Re: [LSF/MM/BPF TOPIC] Reimagining Memory Cgroup (memcg_ext)

From: Jiayuan Chen

Date: Wed Mar 11 2026 - 00:58:35 EST

On 3/8/26 2:24 AM, Shakeel Butt wrote:

Over the last couple of weeks, I have been brainstorming on how I would go
about redesigning memcg, taking inspiration from sched_ext and bpfoom, with a
focus on existing challenges and issues. This proposal outlines the high-level
direction. Followup emails and patch series will cover and brainstorm the
mechanisms (of course BPF) to achieve these goals.

Memory cgroups provide memory accounting and the ability to control memory usage
of workloads through two categories of limits. Throttling limits (memory.max and
memory.high) cap memory consumption. Protection limits (memory.min and
memory.low) shield a workload's memory from reclaim under external memory
pressure.

Challenges
----------

- Workload owners rarely know their actual memory requirements, leading to
overprovisioned limits, lower utilization, and higher infrastructure costs.

- Throttling limit enforcement is synchronous in the allocating task's context,
which can stall latency-sensitive threads.

- The stalled thread may hold shared locks, causing priority inversion -- all
waiters are blocked regardless of their priority.

- Enforcement is indiscriminate -- there is no way to distinguish a
performance-critical or latency-critical allocator from a latency-tolerant
one.

- Protection limits assume static working sets size, forcing owners to either
overprovision or build complex userspace infrastructure to dynamically adjust
them.

Feature Wishlist
----------------

Here is the list of features and capabilities I want to enable in the
redesigned memcg limit enforcement world.

Per-Memcg Background Reclaim

In the new memcg world, with the goal of (mostly) eliminating direct synchronous
reclaim for limit enforcement, provide per-memcg background reclaimers which can
scale across CPUs with the allocation rate.

This sounds like a very useful approach.
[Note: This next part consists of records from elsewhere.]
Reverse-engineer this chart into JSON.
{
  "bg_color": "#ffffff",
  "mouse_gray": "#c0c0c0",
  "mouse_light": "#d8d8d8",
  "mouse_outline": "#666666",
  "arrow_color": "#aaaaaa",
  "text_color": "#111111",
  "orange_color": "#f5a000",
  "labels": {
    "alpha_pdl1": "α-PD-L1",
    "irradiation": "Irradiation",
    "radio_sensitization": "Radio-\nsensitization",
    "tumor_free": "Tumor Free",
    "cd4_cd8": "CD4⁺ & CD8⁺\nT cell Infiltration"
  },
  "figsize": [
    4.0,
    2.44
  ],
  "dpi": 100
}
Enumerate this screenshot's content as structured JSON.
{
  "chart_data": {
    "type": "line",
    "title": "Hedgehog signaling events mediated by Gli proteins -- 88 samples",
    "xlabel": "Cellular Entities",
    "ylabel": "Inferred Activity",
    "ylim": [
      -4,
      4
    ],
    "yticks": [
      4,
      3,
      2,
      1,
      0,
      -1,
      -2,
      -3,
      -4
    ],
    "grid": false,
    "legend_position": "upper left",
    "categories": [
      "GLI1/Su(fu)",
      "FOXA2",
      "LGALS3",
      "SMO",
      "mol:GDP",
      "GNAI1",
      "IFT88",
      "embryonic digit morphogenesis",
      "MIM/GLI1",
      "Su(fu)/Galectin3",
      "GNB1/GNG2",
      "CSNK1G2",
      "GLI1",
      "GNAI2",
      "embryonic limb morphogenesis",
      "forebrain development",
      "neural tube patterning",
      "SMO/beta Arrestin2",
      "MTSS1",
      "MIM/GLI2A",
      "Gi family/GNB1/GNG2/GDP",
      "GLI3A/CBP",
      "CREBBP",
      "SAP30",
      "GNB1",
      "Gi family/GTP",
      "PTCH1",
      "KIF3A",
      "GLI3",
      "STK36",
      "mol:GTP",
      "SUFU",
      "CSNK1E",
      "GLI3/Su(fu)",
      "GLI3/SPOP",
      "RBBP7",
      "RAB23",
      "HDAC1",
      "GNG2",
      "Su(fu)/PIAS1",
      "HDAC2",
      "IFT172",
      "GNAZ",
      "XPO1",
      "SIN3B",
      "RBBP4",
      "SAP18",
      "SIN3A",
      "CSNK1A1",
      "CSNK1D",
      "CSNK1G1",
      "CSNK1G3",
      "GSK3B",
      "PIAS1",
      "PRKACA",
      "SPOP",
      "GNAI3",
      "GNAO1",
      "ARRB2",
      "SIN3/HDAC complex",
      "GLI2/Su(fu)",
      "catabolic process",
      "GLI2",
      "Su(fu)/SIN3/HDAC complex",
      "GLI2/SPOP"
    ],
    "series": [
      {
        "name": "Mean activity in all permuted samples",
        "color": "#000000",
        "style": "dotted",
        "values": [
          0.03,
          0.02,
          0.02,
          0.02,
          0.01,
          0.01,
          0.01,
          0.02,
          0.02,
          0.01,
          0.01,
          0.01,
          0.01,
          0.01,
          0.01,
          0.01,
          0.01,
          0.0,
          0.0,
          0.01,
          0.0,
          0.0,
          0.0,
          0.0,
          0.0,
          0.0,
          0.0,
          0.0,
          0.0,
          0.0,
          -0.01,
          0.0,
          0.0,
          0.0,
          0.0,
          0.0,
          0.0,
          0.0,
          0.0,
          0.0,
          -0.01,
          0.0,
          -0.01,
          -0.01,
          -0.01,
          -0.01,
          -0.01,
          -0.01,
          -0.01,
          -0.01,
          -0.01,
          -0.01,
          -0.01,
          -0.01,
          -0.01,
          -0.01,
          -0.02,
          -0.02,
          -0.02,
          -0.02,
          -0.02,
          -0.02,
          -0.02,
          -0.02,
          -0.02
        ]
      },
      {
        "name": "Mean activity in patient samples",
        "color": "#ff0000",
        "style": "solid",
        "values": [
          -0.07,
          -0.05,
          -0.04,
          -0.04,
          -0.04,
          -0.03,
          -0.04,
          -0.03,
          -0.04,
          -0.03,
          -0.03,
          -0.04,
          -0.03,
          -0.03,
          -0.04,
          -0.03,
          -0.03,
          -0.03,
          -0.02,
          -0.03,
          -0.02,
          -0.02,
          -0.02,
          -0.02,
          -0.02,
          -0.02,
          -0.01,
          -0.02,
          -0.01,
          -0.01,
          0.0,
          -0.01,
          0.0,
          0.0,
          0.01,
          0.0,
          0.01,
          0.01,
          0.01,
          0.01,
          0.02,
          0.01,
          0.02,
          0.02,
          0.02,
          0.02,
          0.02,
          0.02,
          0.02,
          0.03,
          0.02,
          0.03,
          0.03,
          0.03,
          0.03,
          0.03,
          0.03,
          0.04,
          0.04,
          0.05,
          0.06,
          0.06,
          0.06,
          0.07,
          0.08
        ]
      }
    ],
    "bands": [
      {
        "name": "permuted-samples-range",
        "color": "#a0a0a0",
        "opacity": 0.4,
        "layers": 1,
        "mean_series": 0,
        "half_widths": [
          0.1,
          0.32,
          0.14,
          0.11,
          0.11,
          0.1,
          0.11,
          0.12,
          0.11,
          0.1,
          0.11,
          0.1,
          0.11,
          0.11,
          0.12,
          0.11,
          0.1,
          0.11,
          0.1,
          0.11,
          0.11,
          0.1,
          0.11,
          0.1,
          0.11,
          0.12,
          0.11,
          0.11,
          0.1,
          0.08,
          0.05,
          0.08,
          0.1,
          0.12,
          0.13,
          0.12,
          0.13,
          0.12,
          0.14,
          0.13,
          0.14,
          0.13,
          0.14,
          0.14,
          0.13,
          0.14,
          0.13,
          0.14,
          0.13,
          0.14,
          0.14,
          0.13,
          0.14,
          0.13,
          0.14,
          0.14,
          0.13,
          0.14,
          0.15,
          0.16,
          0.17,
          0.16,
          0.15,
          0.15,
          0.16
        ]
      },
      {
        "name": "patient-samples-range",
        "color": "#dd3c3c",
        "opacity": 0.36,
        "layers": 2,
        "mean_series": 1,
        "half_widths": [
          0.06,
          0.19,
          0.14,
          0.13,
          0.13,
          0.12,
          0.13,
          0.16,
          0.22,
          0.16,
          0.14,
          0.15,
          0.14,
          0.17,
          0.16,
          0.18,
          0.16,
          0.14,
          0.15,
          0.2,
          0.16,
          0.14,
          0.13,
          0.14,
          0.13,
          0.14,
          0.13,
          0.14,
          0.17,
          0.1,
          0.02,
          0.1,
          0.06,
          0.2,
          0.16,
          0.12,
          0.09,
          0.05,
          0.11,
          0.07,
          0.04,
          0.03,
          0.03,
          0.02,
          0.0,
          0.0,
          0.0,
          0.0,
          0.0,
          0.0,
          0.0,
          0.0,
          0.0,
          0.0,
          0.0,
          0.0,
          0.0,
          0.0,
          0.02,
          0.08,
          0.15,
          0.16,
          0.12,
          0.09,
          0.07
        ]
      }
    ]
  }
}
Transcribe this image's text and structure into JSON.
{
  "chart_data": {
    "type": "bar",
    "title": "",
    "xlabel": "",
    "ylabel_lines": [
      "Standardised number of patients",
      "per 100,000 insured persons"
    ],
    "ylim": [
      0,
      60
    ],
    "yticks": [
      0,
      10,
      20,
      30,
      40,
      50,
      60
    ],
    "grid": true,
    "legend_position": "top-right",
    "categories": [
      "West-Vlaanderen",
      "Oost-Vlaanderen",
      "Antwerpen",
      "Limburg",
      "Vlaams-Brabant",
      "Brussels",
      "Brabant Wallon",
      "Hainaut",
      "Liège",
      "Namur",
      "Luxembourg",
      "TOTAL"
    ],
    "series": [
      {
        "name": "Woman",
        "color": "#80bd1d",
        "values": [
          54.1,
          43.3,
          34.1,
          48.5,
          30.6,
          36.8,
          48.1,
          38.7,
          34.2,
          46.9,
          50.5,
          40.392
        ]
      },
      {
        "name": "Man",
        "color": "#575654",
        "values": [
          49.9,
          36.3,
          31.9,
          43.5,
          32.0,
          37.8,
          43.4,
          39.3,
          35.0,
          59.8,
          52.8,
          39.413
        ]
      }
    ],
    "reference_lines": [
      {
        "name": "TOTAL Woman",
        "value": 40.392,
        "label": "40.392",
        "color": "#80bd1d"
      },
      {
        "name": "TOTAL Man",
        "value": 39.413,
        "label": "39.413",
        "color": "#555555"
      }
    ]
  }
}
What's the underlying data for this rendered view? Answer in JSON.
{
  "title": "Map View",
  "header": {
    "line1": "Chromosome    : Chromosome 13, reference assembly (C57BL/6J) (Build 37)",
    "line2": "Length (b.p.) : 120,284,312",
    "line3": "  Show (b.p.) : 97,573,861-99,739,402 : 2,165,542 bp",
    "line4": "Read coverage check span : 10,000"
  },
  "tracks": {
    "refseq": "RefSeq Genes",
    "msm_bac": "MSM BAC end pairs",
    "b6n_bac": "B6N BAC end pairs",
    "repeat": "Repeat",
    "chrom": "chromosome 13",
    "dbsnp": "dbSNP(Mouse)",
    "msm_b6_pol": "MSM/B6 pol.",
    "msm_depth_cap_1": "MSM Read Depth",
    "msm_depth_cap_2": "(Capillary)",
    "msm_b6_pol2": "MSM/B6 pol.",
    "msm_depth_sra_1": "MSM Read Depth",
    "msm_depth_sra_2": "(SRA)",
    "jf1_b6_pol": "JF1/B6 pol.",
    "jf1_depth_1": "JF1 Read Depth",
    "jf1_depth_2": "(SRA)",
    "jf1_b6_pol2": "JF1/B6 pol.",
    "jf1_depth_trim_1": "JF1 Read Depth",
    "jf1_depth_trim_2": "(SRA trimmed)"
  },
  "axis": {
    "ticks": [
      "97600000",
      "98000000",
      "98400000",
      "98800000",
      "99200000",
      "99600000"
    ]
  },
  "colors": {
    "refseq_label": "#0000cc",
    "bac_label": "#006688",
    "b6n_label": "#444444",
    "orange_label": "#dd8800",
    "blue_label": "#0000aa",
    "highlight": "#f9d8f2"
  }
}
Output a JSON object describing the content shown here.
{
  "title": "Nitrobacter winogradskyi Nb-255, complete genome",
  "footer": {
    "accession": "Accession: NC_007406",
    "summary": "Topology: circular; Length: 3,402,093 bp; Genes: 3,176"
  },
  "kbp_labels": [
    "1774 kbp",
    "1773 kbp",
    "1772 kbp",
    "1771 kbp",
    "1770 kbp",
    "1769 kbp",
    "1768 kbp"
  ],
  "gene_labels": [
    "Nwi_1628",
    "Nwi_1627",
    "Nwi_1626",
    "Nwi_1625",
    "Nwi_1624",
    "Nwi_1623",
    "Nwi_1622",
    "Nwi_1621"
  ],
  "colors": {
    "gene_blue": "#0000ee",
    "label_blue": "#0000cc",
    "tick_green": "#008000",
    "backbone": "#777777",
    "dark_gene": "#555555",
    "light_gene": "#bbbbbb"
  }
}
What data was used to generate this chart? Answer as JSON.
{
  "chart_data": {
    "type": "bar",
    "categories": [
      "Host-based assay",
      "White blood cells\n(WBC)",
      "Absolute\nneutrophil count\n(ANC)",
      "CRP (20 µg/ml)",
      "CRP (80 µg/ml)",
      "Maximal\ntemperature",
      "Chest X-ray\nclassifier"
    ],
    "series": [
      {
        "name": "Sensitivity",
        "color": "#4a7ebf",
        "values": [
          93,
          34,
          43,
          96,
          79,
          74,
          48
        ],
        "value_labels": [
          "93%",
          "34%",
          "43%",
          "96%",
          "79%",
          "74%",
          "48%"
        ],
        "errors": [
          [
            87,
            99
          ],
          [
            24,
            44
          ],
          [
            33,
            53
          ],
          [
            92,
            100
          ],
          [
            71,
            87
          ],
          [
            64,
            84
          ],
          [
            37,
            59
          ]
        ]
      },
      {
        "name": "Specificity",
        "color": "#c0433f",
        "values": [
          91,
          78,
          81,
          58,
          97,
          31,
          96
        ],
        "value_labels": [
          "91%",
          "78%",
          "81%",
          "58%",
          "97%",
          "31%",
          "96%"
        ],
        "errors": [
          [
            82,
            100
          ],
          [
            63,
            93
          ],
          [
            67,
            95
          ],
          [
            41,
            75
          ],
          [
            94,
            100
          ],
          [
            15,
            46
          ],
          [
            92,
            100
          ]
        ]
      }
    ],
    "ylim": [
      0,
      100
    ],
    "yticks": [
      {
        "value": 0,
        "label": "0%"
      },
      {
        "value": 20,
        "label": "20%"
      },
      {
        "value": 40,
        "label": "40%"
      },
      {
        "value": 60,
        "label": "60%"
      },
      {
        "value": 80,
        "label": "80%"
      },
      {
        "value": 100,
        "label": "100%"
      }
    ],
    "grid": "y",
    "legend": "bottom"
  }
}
I have a few questions I'm thinking through:

How would you approach implementing this background reclaim? I'm imagining
something like asynchronous memory.reclaim operations - is that in line
with your thinking?

And regarding cold page identification - do you have a preferred approach?
I'm curious what the most practical way would be to accurately identify
which pages to reclaim.

Would be great to hear your perspective.